Despite Karen’s young age, she was a good listener and wise well beyond her 18 years. She could always find the right thing to say to me without being condescending or judgmental, but talking about things with her really helped. Perhaps Karen’s ongoing difficulties with her health and the fact that she often worried about her brother being safe in his job as a police officer were factors in this? I just hoped I made Karen feel good when we talked about issues in her life.
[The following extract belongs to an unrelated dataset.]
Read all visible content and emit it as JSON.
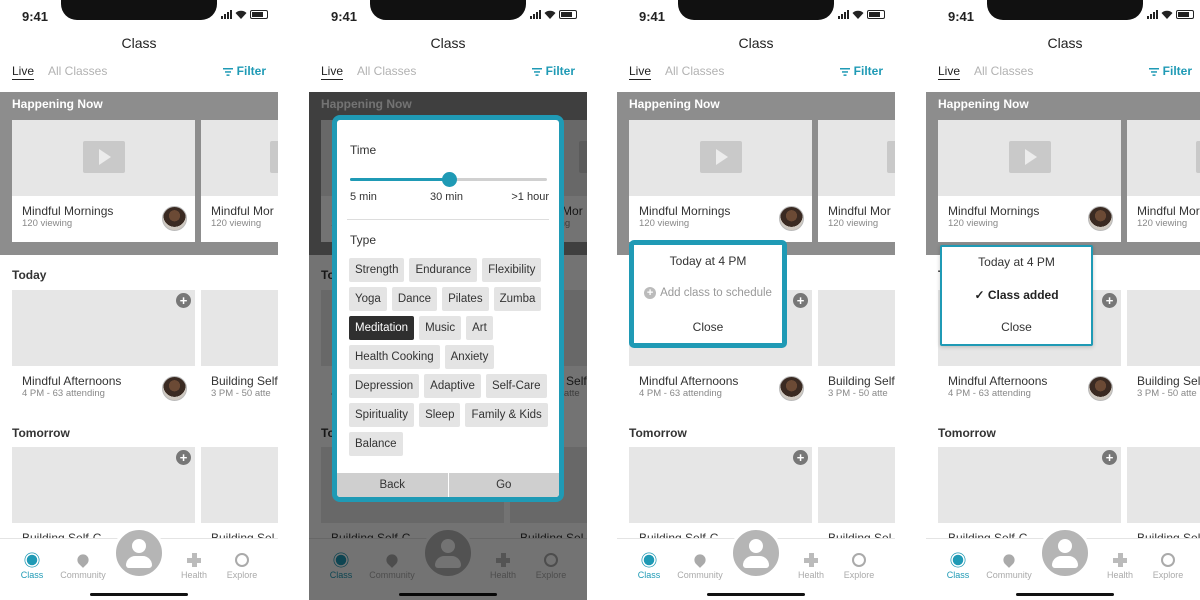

Of course, Karen and I did not spend all the time talking about her battles with cystic fibrosis and my experiences of Vietnam, we spent far more time talking about pleasurable things that we liked and made us happy. We both shared a liking of the bubblegum pop music that had become popular in the last few years, Karen saying that the catchy tunes and happy lyrics never failed to bring a smile to her face, even on the worst days. I agreed, these simple and happy songs always made me feel good, and an escape from the dark shadows that loomed over me.

I felt the same feelings I had long felt for Karen, my crush lingering, but again I did not act upon it. Karen was such a good friend and I hated to think of making things weird between us by making a misguided attempt at asking her out. I doubted Karen felt the same way about me as I did about her, and in any case I was probably not in the right shape, physically or mentally, to be dating.

However, this past week had been one of my better ones since returning. I had been sleeping far better than normal, no bad dreams or waking for long hours at night, tossing and turning and trying in vain to sleep. And Karen’s health was pretty good, apart from having to go home sick one Monday morning two weeks ago when she had respiratory problems which she soon recovered from and was back at work by the next day, so this was another good thing.

Another thing making me feel so good as I walked the short distance to my parents’ house this fine and sunny Sunday morning was that today I and millions of others would see one of the most iconic events in our lifetime. For the first time, man would land on and walk upon the moon and we would be watching it on television. I remembered how excited about how I was when John Glenn orbited the Earth back in 1962, but nothing compared to my excitement about the impending moon landing. Who couldn’t feel excited and happy on this day?